My first attempt at 35mm film
I was born into the digital era. It started with watches, then radio stations, printing and now even banking. Arguably the most significant leap into the digital world of media was the birth of the digital SLR in the late 90’s.
My dad gave me my first SLR. It was his old Minolta X-700 and what a piece it was. Unfortunately as this took place in Africa, the Minolta got nicked before I could develop my first film.
My first job as a photographer was in The Kingdom of Bahrain when a media production company handed me a Nikon D70 and paid me to shoot corporate gigs. After that I moved on to a D2x and my life as a photographer started.
Back then, getting the job done was much more important than learning the history of how we got to where we are today. The camera was simply a tool that documented what was happening in front of the lens. It was all about the time it took to produce the product.

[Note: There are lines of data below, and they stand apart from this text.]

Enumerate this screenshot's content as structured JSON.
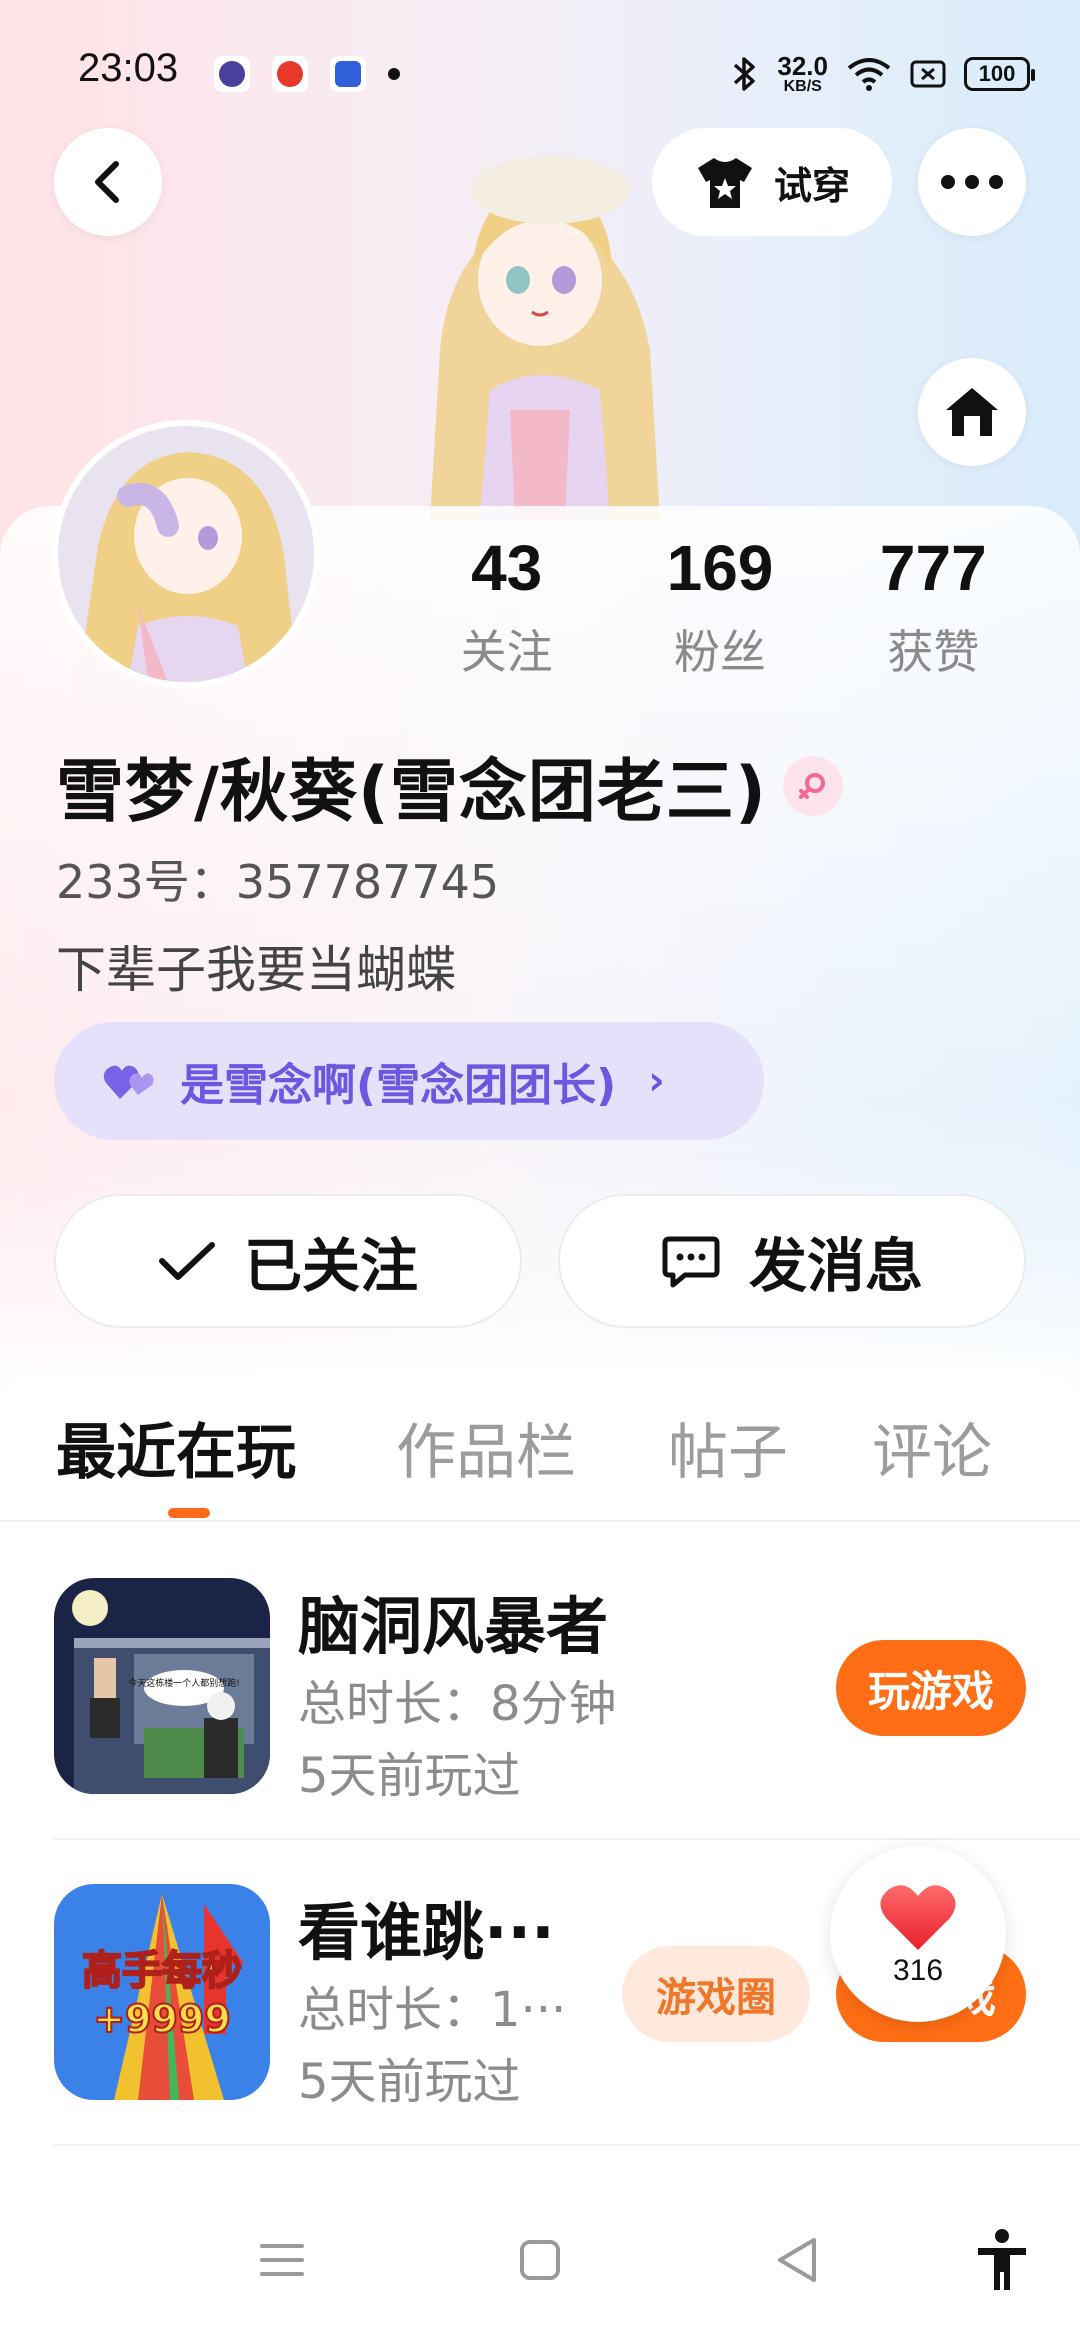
{
  "status_bar": {
    "time": "23:03",
    "net_speed_value": "32.0",
    "net_speed_unit": "KB/S",
    "battery": "100",
    "icons": [
      "bluetooth-icon",
      "wifi-icon",
      "sim-icon",
      "battery-icon"
    ]
  },
  "header": {
    "back_icon": "chevron-left-icon",
    "tryon_label": "试穿",
    "more_icon": "more-horizontal-icon",
    "home_icon": "home-icon"
  },
  "profile": {
    "stats": [
      {
        "value": "43",
        "label": "关注"
      },
      {
        "value": "169",
        "label": "粉丝"
      },
      {
        "value": "777",
        "label": "获赞"
      }
    ],
    "nickname": "雪梦/秋葵(雪念团老三)",
    "gender": "female",
    "uid": "233号：357787745",
    "bio": "下辈子我要当蝴蝶",
    "group": "是雪念啊(雪念团团长)",
    "group_chevron": "›"
  },
  "actions": {
    "follow_label": "已关注",
    "message_label": "发消息"
  },
  "tabs": [
    {
      "label": "最近在玩",
      "active": true
    },
    {
      "label": "作品栏",
      "active": false
    },
    {
      "label": "帖子",
      "active": false
    },
    {
      "label": "评论",
      "active": false
    }
  ],
  "games": [
    {
      "title": "脑洞风暴者",
      "duration": "总时长：8分钟",
      "last_played": "5天前玩过",
      "play_label": "玩游戏",
      "icon_caption": "今天这栋楼一个人都别想跑!"
    },
    {
      "title": "看谁跳···",
      "duration": "总时长：1···",
      "last_played": "5天前玩过",
      "circle_label": "游戏圈",
      "play_label": "戏",
      "icon_text_1": "高手每秒",
      "icon_text_2": "+9999"
    }
  ],
  "like": {
    "count": "316"
  },
  "colors": {
    "accent": "#ff6e14",
    "group_pill_bg": "#e6e1fb",
    "group_pill_text": "#6b57e0"
  }
}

Phil and the others that taught me use to tell me about the lonely hours they had to spend in the darkroom that reeked of horrid chemicals and poisonous acids. In the back of my mind it was almost like I didn’t believe that they had to go through so much trouble just to make photos. For a while I felt lucky that I could embrace today’s technological advantages. But was I really that lucky for missing out of the dark “room” ages?

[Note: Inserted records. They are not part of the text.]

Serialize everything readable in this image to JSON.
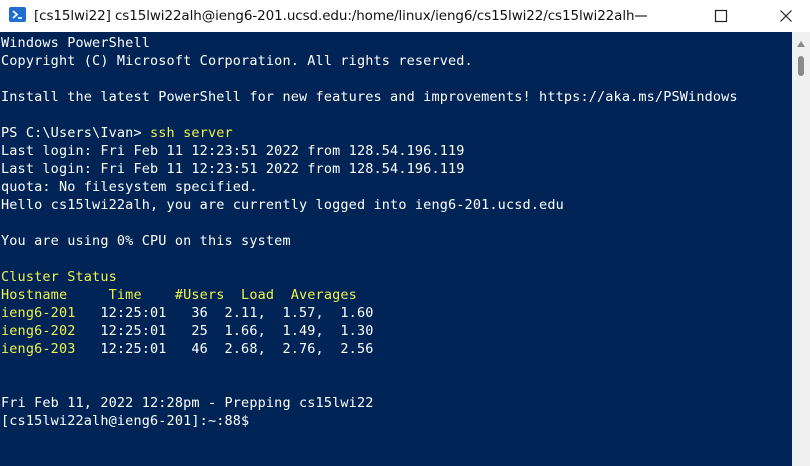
{
  "window": {
    "title": "[cs15lwi22]  cs15lwi22alh@ieng6-201.ucsd.edu:/home/linux/ieng6/cs15lwi22/cs15lwi22alh",
    "icon": "powershell-icon",
    "buttons": [
      "minimize-icon",
      "maximize-icon",
      "close-icon"
    ]
  },
  "colors": {
    "background": "#012456",
    "text": "#ffffff",
    "accent": "#f1f14b"
  },
  "terminal": {
    "header": {
      "line1": "Windows PowerShell",
      "line2": "Copyright (C) Microsoft Corporation. All rights reserved.",
      "line3": "Install the latest PowerShell for new features and improvements! https://aka.ms/PSWindows"
    },
    "prompt": {
      "path": "PS C:\\Users\\Ivan> ",
      "command": "ssh server"
    },
    "login": [
      "Last login: Fri Feb 11 12:23:51 2022 from 128.54.196.119",
      "Last login: Fri Feb 11 12:23:51 2022 from 128.54.196.119",
      "quota: No filesystem specified.",
      "Hello cs15lwi22alh, you are currently logged into ieng6-201.ucsd.edu"
    ],
    "cpu": "You are using 0% CPU on this system",
    "cluster": {
      "title": "Cluster Status",
      "header": "Hostname     Time    #Users  Load  Averages",
      "rows": [
        {
          "host": "ieng6-201",
          "stats": "   12:25:01   36  2.11,  1.57,  1.60"
        },
        {
          "host": "ieng6-202",
          "stats": "   12:25:01   25  1.66,  1.49,  1.30"
        },
        {
          "host": "ieng6-203",
          "stats": "   12:25:01   46  2.68,  2.76,  2.56"
        }
      ]
    },
    "footer": "Fri Feb 11, 2022 12:28pm - Prepping cs15lwi22",
    "shell_prompt": "[cs15lwi22alh@ieng6-201]:~:88$"
  }
}
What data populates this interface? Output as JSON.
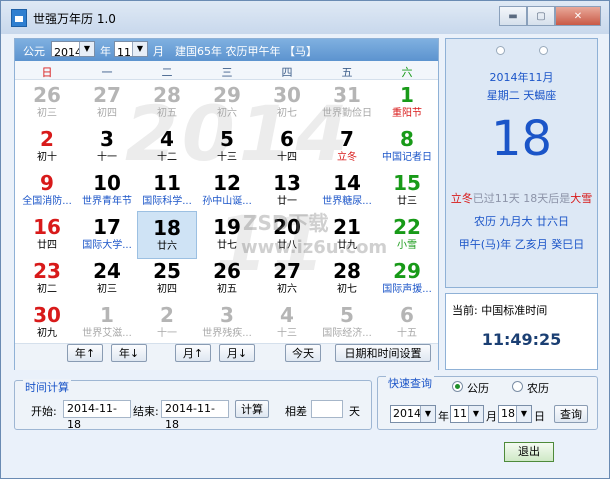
{
  "window": {
    "title": "世强万年历 1.0",
    "min": "▬",
    "max": "▢",
    "close": "✕"
  },
  "header": {
    "gongyuan_label": "公元",
    "year_value": "2014",
    "year_unit": "年",
    "month_value": "11",
    "month_unit": "月",
    "info": "建国65年 农历甲午年 【马】"
  },
  "weekdays": [
    "日",
    "一",
    "二",
    "三",
    "四",
    "五",
    "六"
  ],
  "watermark": {
    "year": "2014",
    "month": "11"
  },
  "days": [
    {
      "n": "26",
      "s": "初三",
      "dim": true
    },
    {
      "n": "27",
      "s": "初四",
      "dim": true
    },
    {
      "n": "28",
      "s": "初五",
      "dim": true
    },
    {
      "n": "29",
      "s": "初六",
      "dim": true
    },
    {
      "n": "30",
      "s": "初七",
      "dim": true
    },
    {
      "n": "31",
      "s": "世界勤俭日",
      "dim": true
    },
    {
      "n": "1",
      "s": "重阳节",
      "dim": false,
      "sc": "red"
    },
    {
      "n": "2",
      "s": "初十"
    },
    {
      "n": "3",
      "s": "十一"
    },
    {
      "n": "4",
      "s": "十二"
    },
    {
      "n": "5",
      "s": "十三"
    },
    {
      "n": "6",
      "s": "十四"
    },
    {
      "n": "7",
      "s": "立冬",
      "sc": "red"
    },
    {
      "n": "8",
      "s": "中国记者日",
      "sc": "blue"
    },
    {
      "n": "9",
      "s": "全国消防...",
      "sc": "blue"
    },
    {
      "n": "10",
      "s": "世界青年节",
      "sc": "blue"
    },
    {
      "n": "11",
      "s": "国际科学...",
      "sc": "blue"
    },
    {
      "n": "12",
      "s": "孙中山诞...",
      "sc": "blue"
    },
    {
      "n": "13",
      "s": "廿一"
    },
    {
      "n": "14",
      "s": "世界糖尿...",
      "sc": "blue"
    },
    {
      "n": "15",
      "s": "廿三"
    },
    {
      "n": "16",
      "s": "廿四"
    },
    {
      "n": "17",
      "s": "国际大学...",
      "sc": "blue"
    },
    {
      "n": "18",
      "s": "廿六",
      "today": true
    },
    {
      "n": "19",
      "s": "廿七"
    },
    {
      "n": "20",
      "s": "廿八"
    },
    {
      "n": "21",
      "s": "廿九"
    },
    {
      "n": "22",
      "s": "小雪",
      "sc": "green"
    },
    {
      "n": "23",
      "s": "初二"
    },
    {
      "n": "24",
      "s": "初三"
    },
    {
      "n": "25",
      "s": "初四"
    },
    {
      "n": "26",
      "s": "初五"
    },
    {
      "n": "27",
      "s": "初六"
    },
    {
      "n": "28",
      "s": "初七"
    },
    {
      "n": "29",
      "s": "国际声援...",
      "sc": "blue"
    },
    {
      "n": "30",
      "s": "初九"
    },
    {
      "n": "1",
      "s": "世界艾滋...",
      "dim": true
    },
    {
      "n": "2",
      "s": "十一",
      "dim": true
    },
    {
      "n": "3",
      "s": "世界残疾...",
      "dim": true
    },
    {
      "n": "4",
      "s": "十三",
      "dim": true
    },
    {
      "n": "5",
      "s": "国际经济...",
      "dim": true
    },
    {
      "n": "6",
      "s": "十五",
      "dim": true
    }
  ],
  "buttons": {
    "prev_year": "年↑",
    "next_year": "年↓",
    "prev_month": "月↑",
    "next_month": "月↓",
    "today": "今天",
    "datetime_settings": "日期和时间设置"
  },
  "detail": {
    "date": "2014年11月",
    "weekday_star": "星期二 天蝎座",
    "day": "18",
    "term_prev": "立冬",
    "term_prev_text": "已过11天",
    "term_next_text": "18天后是",
    "term_next": "大雪",
    "lunar": "农历 九月大 廿六日",
    "ganzhi": "甲午(马)年 乙亥月 癸巳日"
  },
  "clock": {
    "label": "当前: 中国标准时间",
    "time": "11:49:25"
  },
  "calc": {
    "title": "时间计算",
    "start_label": "开始:",
    "start_value": "2014-11-18",
    "end_label": "结束:",
    "end_value": "2014-11-18",
    "calc_button": "计算",
    "diff_label": "相差",
    "diff_value": "",
    "day_unit": "天"
  },
  "query": {
    "title": "快速查询",
    "solar_label": "公历",
    "lunar_label": "农历",
    "year_value": "2014",
    "year_unit": "年",
    "month_value": "11",
    "month_unit": "月",
    "day_value": "18",
    "day_unit": "日",
    "query_button": "查询"
  },
  "exit_button": "退出",
  "site_watermark": {
    "line1": "ZSD下载",
    "line2": "www.iz6u.com"
  },
  "colors": {
    "accent": "#1b55c8",
    "red": "#d81a1a",
    "green": "#189a18",
    "header": "#5c93cf"
  }
}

Several years after I started my photography career in the Middle East, my dad bought me a Pentax K2 from the 70’s at a church charity auction for a mere 10 Rand. It came with a 2X converter, a 200mm and a 55mm f1.8 lens. Everything was full of mould and I used it as a decorative ornament.

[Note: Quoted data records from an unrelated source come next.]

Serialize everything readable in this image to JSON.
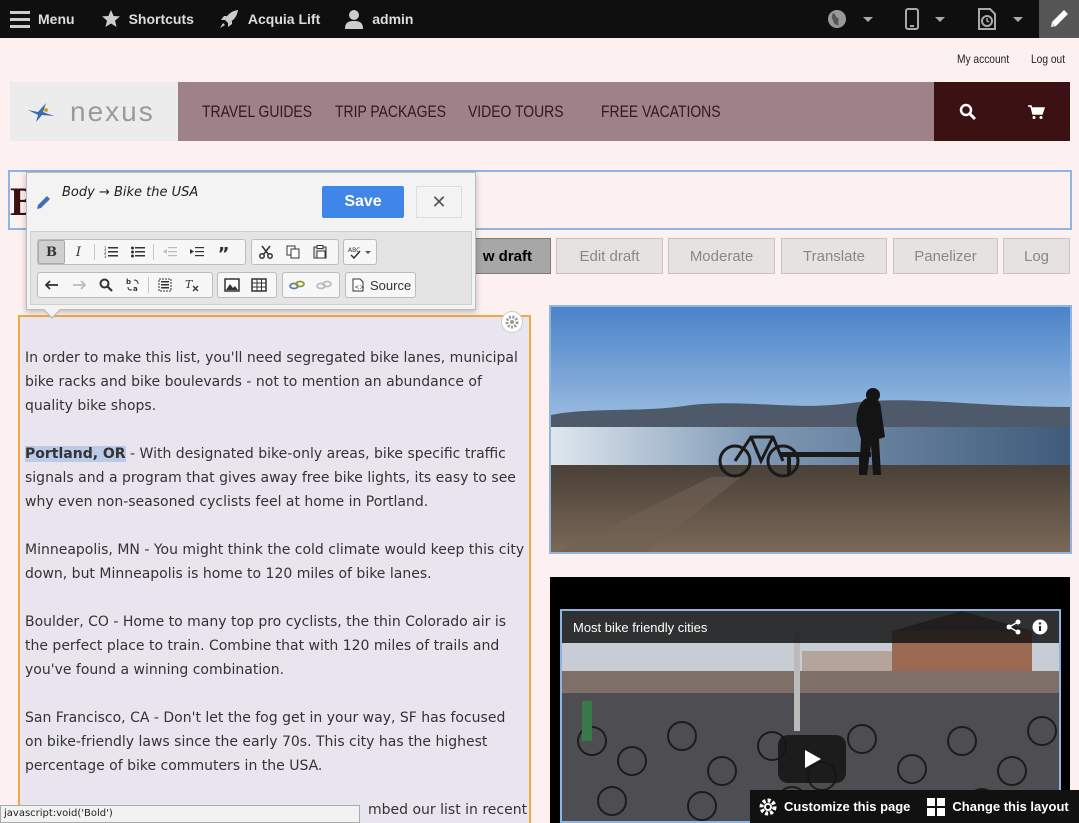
{
  "admin_bar": {
    "menu": "Menu",
    "shortcuts": "Shortcuts",
    "acquia_lift": "Acquia Lift",
    "user": "admin"
  },
  "account": {
    "my_account": "My account",
    "log_out": "Log out"
  },
  "site": {
    "logo": "nexus",
    "nav": [
      "TRAVEL GUIDES",
      "TRIP PACKAGES",
      "VIDEO TOURS",
      "FREE VACATIONS"
    ]
  },
  "page": {
    "title_initial": "B"
  },
  "tabs": {
    "view_draft": "w draft",
    "edit_draft": "Edit draft",
    "moderate": "Moderate",
    "translate": "Translate",
    "panelizer": "Panelizer",
    "log": "Log"
  },
  "editor": {
    "breadcrumb": "Body → Bike the USA",
    "save": "Save",
    "close": "✕",
    "source": "Source"
  },
  "body": {
    "p1": "In order to make this list, you'll need segregated bike lanes, municipal bike racks and bike boulevards - not to mention an abundance of quality bike shops.",
    "p2_highlight": "Portland, OR",
    "p2_rest": " - With designated bike-only areas, bike specific traffic signals and a program that gives away free bike lights, its easy to see why even non-seasoned cyclists feel at home in Portland.",
    "p3": "Minneapolis, MN - You might think the cold climate would keep this city down, but Minneapolis is home to 120 miles of bike lanes.",
    "p4": "Boulder, CO - Home to many top pro cyclists, the thin Colorado air is the perfect place to train. Combine that with 120 miles of trails and you've found a winning combination.",
    "p5": "San Francisco, CA - Don't let the fog get in your way, SF has focused on bike-friendly laws since the early 70s. This city has the highest percentage of bike commuters in the USA.",
    "p6_tail": "mbed our list in recent"
  },
  "video": {
    "title": "Most bike friendly cities"
  },
  "status_bar": "javascript:void('Bold')",
  "customize": {
    "customize_page": "Customize this page",
    "change_layout": "Change this layout"
  }
}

The university where I am studying at the moment has fantastic developing facilities for colour and black and white film of all sizes. About a week ago I decided to dust the Pentax off to see if it still works. Apart from the mould in the viewfinder and lens, it worked perfectly.
This was my first experimental attempt at producing 35mm and I’m pretty sure I scanned the negatives the wrong way around. I quite like the noisy nostalgic look of these photos and using film is something I want to explore further. At the end of the day we all learn to walk in baby steps right? Forgive me for using this cliché, but if you don’t know where photography came from, how would you know where it can take you?